NSX Manager cluster nodes's CORFU_NONCONFIG exhibit persistent DB_SYNCING status and DOWN status
Database synchronization between the primary node and secondary nodes is failing to complete.
<timestamp> | | DEBUG | logging-metrics-publisher | org.corfudb.client.metricsdata | failure-detector_ping-latency,id=c8f2051a-2243-4cda-a6dc-8de61ea7e26e,node=144.215.4.82:9040,metric_type=timer sum=6019988.469,count=26,mean=231538.018038,upper=1923807.666 1775721884462
<timestamp> | DEBUG | failAfter-0 | o.c.r.c.NettyClientRouter | sendRequestAndGetCompletable: Remove request <REQUEST_ID> to <IP_ADDRESS>:<PORT> due to timeout!
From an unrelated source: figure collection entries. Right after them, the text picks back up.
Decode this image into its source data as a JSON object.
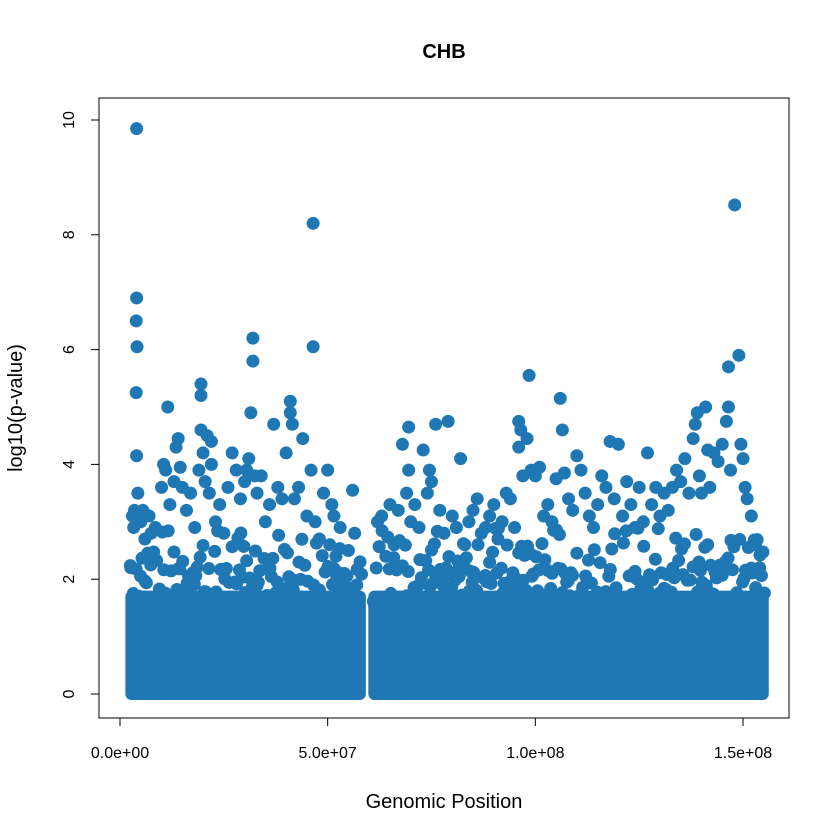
{
  "chart_data": {
    "type": "scatter",
    "title": "CHB",
    "xlabel": "Genomic Position",
    "ylabel": "log10(p-value)",
    "xlim": [
      0,
      155000000
    ],
    "ylim": [
      0,
      10
    ],
    "xticks": [
      {
        "value": 0,
        "label": "0.0e+00"
      },
      {
        "value": 50000000,
        "label": "5.0e+07"
      },
      {
        "value": 100000000,
        "label": "1.0e+08"
      },
      {
        "value": 150000000,
        "label": "1.5e+08"
      }
    ],
    "yticks": [
      {
        "value": 0,
        "label": "0"
      },
      {
        "value": 2,
        "label": "2"
      },
      {
        "value": 4,
        "label": "4"
      },
      {
        "value": 6,
        "label": "6"
      },
      {
        "value": 8,
        "label": "8"
      },
      {
        "value": 10,
        "label": "10"
      }
    ],
    "grid": false,
    "point_color": "#1f77b4",
    "dense_region_note": "",
    "series": [
      {
        "points": [
          [
            2600000,
            2.2
          ],
          [
            3000000,
            3.1
          ],
          [
            3300000,
            2.9
          ],
          [
            3500000,
            3.2
          ],
          [
            3900000,
            5.25
          ],
          [
            4100000,
            6.05
          ],
          [
            3900000,
            6.5
          ],
          [
            4000000,
            6.9
          ],
          [
            4000000,
            9.85
          ],
          [
            4000000,
            4.15
          ],
          [
            4300000,
            3.5
          ],
          [
            5000000,
            3.0
          ],
          [
            5500000,
            3.2
          ],
          [
            6000000,
            2.7
          ],
          [
            7000000,
            3.1
          ],
          [
            7500000,
            2.8
          ],
          [
            8000000,
            2.4
          ],
          [
            8500000,
            2.9
          ],
          [
            10000000,
            3.6
          ],
          [
            10500000,
            4.0
          ],
          [
            11000000,
            3.9
          ],
          [
            11500000,
            5.0
          ],
          [
            12000000,
            3.3
          ],
          [
            13000000,
            3.7
          ],
          [
            13500000,
            4.3
          ],
          [
            14000000,
            4.45
          ],
          [
            14500000,
            3.95
          ],
          [
            15000000,
            3.6
          ],
          [
            16000000,
            3.2
          ],
          [
            17000000,
            3.5
          ],
          [
            18000000,
            2.9
          ],
          [
            19000000,
            3.9
          ],
          [
            19500000,
            4.6
          ],
          [
            19500000,
            5.2
          ],
          [
            19500000,
            5.4
          ],
          [
            20000000,
            4.2
          ],
          [
            20500000,
            3.7
          ],
          [
            21000000,
            4.5
          ],
          [
            21500000,
            3.5
          ],
          [
            22000000,
            4.0
          ],
          [
            22000000,
            4.4
          ],
          [
            23000000,
            3.0
          ],
          [
            24000000,
            3.3
          ],
          [
            25000000,
            2.8
          ],
          [
            26000000,
            3.6
          ],
          [
            27000000,
            4.2
          ],
          [
            28000000,
            3.9
          ],
          [
            29000000,
            3.4
          ],
          [
            30000000,
            3.7
          ],
          [
            30500000,
            3.9
          ],
          [
            31000000,
            4.1
          ],
          [
            31500000,
            4.9
          ],
          [
            32000000,
            5.8
          ],
          [
            32000000,
            6.2
          ],
          [
            32500000,
            3.8
          ],
          [
            33000000,
            3.5
          ],
          [
            34000000,
            3.8
          ],
          [
            35000000,
            3.0
          ],
          [
            36000000,
            3.3
          ],
          [
            37000000,
            4.7
          ],
          [
            38000000,
            3.6
          ],
          [
            39000000,
            3.4
          ],
          [
            40000000,
            4.2
          ],
          [
            41000000,
            5.1
          ],
          [
            41000000,
            4.9
          ],
          [
            41500000,
            4.7
          ],
          [
            42000000,
            3.4
          ],
          [
            43000000,
            3.6
          ],
          [
            44000000,
            4.45
          ],
          [
            45000000,
            3.1
          ],
          [
            46000000,
            3.9
          ],
          [
            46500000,
            6.05
          ],
          [
            46500000,
            8.2
          ],
          [
            47000000,
            3.0
          ],
          [
            48000000,
            2.7
          ],
          [
            49000000,
            3.5
          ],
          [
            50000000,
            3.9
          ],
          [
            50500000,
            2.6
          ],
          [
            51000000,
            3.3
          ],
          [
            51500000,
            3.1
          ],
          [
            52000000,
            2.4
          ],
          [
            53000000,
            2.9
          ],
          [
            54000000,
            2.1
          ],
          [
            55000000,
            2.5
          ],
          [
            56000000,
            3.55
          ],
          [
            56500000,
            2.8
          ],
          [
            57000000,
            1.9
          ],
          [
            62000000,
            3.0
          ],
          [
            63000000,
            3.1
          ],
          [
            64000000,
            2.4
          ],
          [
            65000000,
            3.3
          ],
          [
            66000000,
            2.6
          ],
          [
            67000000,
            3.2
          ],
          [
            68000000,
            4.35
          ],
          [
            69000000,
            3.5
          ],
          [
            69500000,
            4.65
          ],
          [
            69500000,
            3.9
          ],
          [
            70000000,
            3.0
          ],
          [
            71000000,
            3.3
          ],
          [
            72000000,
            2.9
          ],
          [
            73000000,
            4.25
          ],
          [
            74000000,
            3.5
          ],
          [
            74500000,
            3.9
          ],
          [
            75000000,
            3.7
          ],
          [
            76000000,
            4.7
          ],
          [
            77000000,
            3.2
          ],
          [
            78000000,
            2.8
          ],
          [
            79000000,
            4.75
          ],
          [
            80000000,
            3.1
          ],
          [
            81000000,
            2.9
          ],
          [
            82000000,
            4.1
          ],
          [
            83000000,
            2.6
          ],
          [
            84000000,
            3.0
          ],
          [
            85000000,
            3.2
          ],
          [
            86000000,
            3.4
          ],
          [
            87000000,
            2.8
          ],
          [
            88000000,
            2.9
          ],
          [
            89000000,
            3.1
          ],
          [
            90000000,
            3.3
          ],
          [
            91000000,
            2.7
          ],
          [
            92000000,
            3.0
          ],
          [
            93000000,
            3.5
          ],
          [
            94000000,
            3.4
          ],
          [
            95000000,
            2.9
          ],
          [
            96000000,
            4.75
          ],
          [
            96000000,
            4.3
          ],
          [
            96500000,
            4.6
          ],
          [
            97000000,
            3.8
          ],
          [
            98000000,
            4.45
          ],
          [
            98500000,
            5.55
          ],
          [
            99000000,
            3.9
          ],
          [
            100000000,
            3.8
          ],
          [
            101000000,
            3.95
          ],
          [
            102000000,
            3.1
          ],
          [
            103000000,
            3.3
          ],
          [
            104000000,
            3.0
          ],
          [
            105000000,
            3.75
          ],
          [
            106000000,
            5.15
          ],
          [
            106500000,
            4.6
          ],
          [
            107000000,
            3.85
          ],
          [
            108000000,
            3.4
          ],
          [
            109000000,
            3.2
          ],
          [
            110000000,
            4.15
          ],
          [
            111000000,
            3.9
          ],
          [
            112000000,
            3.5
          ],
          [
            113000000,
            3.1
          ],
          [
            114000000,
            2.9
          ],
          [
            115000000,
            3.3
          ],
          [
            116000000,
            3.8
          ],
          [
            117000000,
            3.6
          ],
          [
            118000000,
            4.4
          ],
          [
            119000000,
            3.4
          ],
          [
            120000000,
            4.35
          ],
          [
            121000000,
            3.1
          ],
          [
            122000000,
            3.7
          ],
          [
            123000000,
            3.3
          ],
          [
            124000000,
            2.9
          ],
          [
            125000000,
            3.6
          ],
          [
            126000000,
            3.0
          ],
          [
            127000000,
            4.2
          ],
          [
            128000000,
            3.3
          ],
          [
            129000000,
            3.6
          ],
          [
            130000000,
            3.1
          ],
          [
            131000000,
            3.5
          ],
          [
            132000000,
            3.2
          ],
          [
            133000000,
            3.6
          ],
          [
            134000000,
            3.9
          ],
          [
            135000000,
            3.7
          ],
          [
            136000000,
            4.1
          ],
          [
            137000000,
            3.5
          ],
          [
            138000000,
            4.45
          ],
          [
            138500000,
            4.7
          ],
          [
            139000000,
            4.9
          ],
          [
            139500000,
            3.8
          ],
          [
            140000000,
            3.5
          ],
          [
            141000000,
            5.0
          ],
          [
            141500000,
            4.25
          ],
          [
            142000000,
            3.6
          ],
          [
            143000000,
            4.2
          ],
          [
            144000000,
            4.05
          ],
          [
            145000000,
            4.35
          ],
          [
            146000000,
            4.75
          ],
          [
            146500000,
            5.0
          ],
          [
            146500000,
            5.7
          ],
          [
            147000000,
            3.9
          ],
          [
            148000000,
            8.52
          ],
          [
            149000000,
            5.9
          ],
          [
            149500000,
            4.35
          ],
          [
            150000000,
            4.1
          ],
          [
            150500000,
            3.6
          ],
          [
            151000000,
            3.4
          ],
          [
            152000000,
            3.1
          ],
          [
            153000000,
            2.6
          ],
          [
            154000000,
            2.2
          ]
        ]
      }
    ]
  }
}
Request:version { corfu_source_code_version: <VERSION_ID> } request_id: <REQUEST_ID> priority: HIGH epoch: <EPOCH_VALUE> cluster_id { lsb: <MASKED_ID> msb: <MASKED_ID> } client_id { lsb: <MASKED_ID> msb: <MASKED_ID> } ignore_cluster_id: true ignore_epoch: true
VMware NSX
Corfu database operations timeout when latency exceeds the critical threshold , average disk access latency to be less than 10ms.
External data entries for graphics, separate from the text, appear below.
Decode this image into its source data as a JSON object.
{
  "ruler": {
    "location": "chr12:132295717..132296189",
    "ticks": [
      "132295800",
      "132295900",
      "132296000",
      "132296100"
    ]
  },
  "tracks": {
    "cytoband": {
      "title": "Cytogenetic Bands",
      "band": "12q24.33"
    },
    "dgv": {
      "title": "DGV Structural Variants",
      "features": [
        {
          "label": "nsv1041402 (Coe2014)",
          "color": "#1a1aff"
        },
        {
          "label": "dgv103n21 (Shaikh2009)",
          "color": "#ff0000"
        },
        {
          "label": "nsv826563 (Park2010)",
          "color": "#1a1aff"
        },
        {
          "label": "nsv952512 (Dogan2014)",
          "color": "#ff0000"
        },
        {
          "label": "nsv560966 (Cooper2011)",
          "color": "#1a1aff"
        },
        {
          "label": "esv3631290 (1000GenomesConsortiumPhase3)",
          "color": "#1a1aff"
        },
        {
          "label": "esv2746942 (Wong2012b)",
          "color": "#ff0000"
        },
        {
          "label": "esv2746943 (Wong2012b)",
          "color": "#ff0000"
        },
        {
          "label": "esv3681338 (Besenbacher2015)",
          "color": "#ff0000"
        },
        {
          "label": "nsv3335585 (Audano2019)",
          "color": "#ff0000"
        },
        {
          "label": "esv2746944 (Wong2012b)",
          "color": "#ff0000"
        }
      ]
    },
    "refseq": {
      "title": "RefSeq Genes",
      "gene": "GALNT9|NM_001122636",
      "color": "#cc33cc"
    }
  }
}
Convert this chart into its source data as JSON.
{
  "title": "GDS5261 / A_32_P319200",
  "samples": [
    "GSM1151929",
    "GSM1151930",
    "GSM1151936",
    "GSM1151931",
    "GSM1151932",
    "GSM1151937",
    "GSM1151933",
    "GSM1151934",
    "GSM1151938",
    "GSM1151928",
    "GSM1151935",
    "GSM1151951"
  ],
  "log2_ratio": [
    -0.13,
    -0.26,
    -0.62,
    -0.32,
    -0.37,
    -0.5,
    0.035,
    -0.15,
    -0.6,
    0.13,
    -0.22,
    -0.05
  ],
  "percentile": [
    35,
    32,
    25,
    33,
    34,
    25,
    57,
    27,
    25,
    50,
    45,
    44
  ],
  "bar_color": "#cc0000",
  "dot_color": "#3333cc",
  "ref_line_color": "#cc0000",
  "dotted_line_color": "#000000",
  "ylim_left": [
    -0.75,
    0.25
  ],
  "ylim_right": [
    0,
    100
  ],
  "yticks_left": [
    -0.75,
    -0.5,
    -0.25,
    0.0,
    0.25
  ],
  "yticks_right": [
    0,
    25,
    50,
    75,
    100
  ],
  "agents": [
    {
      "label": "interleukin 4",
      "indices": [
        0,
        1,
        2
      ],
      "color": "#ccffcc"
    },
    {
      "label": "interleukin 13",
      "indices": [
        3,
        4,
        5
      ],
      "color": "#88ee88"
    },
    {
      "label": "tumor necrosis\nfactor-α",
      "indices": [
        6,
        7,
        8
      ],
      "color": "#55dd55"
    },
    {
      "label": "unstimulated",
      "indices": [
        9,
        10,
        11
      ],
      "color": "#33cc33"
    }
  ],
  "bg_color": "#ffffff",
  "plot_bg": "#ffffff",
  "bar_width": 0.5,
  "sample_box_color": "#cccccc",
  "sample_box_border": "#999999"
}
The datastore read/write latency must be resolved.
Alternatively, we can perform a Storage vMotion to migrate the NSX Manager VMs to a datastore maintaining a consistent latency of under 10ms.
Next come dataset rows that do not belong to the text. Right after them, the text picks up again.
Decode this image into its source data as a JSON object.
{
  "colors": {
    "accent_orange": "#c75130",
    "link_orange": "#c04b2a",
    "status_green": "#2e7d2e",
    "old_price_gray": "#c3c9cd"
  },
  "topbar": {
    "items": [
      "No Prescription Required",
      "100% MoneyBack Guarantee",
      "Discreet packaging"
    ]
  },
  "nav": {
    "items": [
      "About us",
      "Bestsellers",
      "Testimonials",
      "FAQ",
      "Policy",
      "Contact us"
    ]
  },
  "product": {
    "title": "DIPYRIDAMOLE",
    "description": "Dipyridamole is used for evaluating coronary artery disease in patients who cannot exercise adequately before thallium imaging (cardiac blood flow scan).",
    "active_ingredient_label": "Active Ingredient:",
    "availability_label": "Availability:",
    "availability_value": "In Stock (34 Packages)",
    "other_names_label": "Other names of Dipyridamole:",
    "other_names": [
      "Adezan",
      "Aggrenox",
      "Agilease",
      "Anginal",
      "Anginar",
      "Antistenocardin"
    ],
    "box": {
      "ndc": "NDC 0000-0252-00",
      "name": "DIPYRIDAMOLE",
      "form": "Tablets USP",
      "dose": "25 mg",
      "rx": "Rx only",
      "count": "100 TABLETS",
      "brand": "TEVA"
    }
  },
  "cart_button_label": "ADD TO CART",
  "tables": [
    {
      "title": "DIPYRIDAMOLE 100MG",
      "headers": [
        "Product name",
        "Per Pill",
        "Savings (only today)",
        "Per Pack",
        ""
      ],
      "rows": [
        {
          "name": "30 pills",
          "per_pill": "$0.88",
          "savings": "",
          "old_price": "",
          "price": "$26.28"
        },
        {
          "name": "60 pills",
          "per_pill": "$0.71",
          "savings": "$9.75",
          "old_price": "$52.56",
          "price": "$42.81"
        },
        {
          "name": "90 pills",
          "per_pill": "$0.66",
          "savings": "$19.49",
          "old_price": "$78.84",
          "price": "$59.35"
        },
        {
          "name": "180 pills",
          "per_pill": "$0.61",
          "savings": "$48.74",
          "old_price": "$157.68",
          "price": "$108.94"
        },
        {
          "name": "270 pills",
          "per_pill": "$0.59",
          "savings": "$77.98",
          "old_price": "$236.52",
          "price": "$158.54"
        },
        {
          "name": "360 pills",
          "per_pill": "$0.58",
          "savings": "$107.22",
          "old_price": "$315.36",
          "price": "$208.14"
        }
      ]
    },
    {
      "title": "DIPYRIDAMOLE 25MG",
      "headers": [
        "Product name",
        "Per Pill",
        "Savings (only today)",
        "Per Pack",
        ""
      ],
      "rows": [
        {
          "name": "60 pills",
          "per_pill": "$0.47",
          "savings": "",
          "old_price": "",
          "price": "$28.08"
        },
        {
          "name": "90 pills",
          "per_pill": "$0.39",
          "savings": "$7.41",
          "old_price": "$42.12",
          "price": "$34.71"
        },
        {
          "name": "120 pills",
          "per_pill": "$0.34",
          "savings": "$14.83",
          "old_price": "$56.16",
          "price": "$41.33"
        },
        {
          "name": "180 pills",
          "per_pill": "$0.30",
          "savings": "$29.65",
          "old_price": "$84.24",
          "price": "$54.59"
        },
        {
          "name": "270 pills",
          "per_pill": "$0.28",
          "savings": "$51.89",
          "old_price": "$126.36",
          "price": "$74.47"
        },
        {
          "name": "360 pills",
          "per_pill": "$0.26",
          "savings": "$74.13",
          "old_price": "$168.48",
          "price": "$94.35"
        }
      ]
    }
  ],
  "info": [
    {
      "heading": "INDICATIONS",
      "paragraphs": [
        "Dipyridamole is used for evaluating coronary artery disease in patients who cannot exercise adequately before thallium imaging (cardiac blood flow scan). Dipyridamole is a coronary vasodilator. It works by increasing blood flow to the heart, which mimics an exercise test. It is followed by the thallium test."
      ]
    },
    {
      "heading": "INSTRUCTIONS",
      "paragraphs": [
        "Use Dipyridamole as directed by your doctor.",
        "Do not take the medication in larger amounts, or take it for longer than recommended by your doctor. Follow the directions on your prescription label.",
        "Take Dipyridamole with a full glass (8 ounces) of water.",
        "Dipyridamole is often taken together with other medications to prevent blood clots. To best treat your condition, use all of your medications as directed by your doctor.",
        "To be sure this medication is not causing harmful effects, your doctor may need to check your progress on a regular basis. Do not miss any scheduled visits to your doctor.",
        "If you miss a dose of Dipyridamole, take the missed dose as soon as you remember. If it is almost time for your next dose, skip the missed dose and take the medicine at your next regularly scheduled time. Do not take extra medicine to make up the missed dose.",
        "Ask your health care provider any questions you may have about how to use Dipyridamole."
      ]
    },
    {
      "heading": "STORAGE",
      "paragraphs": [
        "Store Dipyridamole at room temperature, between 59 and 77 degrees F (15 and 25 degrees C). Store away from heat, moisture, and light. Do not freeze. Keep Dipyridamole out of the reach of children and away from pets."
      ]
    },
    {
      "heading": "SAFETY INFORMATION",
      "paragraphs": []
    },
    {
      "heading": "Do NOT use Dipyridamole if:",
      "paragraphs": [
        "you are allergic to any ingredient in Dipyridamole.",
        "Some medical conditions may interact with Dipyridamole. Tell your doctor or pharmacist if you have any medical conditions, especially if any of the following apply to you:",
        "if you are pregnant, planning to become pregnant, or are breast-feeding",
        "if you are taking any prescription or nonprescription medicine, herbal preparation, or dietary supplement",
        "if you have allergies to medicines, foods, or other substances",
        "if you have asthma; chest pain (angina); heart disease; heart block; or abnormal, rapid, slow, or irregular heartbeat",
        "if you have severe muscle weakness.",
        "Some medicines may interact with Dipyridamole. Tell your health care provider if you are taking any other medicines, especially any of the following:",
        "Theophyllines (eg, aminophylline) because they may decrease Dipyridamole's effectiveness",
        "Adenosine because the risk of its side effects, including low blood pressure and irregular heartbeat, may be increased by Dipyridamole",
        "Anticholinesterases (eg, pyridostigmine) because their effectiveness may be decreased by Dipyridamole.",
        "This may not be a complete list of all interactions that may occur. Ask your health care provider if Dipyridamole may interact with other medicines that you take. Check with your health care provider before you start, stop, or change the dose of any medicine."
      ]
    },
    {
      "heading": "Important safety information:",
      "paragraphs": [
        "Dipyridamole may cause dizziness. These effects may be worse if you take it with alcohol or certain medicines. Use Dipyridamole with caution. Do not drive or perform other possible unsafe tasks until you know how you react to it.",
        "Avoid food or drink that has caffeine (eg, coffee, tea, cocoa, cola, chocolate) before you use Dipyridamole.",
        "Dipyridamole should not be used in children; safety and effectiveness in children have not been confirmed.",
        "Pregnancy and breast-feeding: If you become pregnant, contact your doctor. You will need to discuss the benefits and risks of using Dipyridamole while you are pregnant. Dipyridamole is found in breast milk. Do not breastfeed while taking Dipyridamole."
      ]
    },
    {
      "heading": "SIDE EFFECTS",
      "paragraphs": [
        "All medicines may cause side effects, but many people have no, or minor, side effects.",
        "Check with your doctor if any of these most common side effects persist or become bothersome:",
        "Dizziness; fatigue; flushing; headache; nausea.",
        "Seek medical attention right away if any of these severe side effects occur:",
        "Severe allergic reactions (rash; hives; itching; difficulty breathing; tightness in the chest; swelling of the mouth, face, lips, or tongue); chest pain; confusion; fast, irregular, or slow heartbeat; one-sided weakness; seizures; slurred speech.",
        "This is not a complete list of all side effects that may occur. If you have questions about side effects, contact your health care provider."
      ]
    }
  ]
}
Per the NSX Storage Requirements:
"NSX appliance VMs backed by vSAN clusters may experience intermittent disk write latency spikes of 10ms+ due to standard vSAN I/O handling. However, provided the average latency remains below 10ms, these intermittent spikes should not impact the NSX Appliance VMs."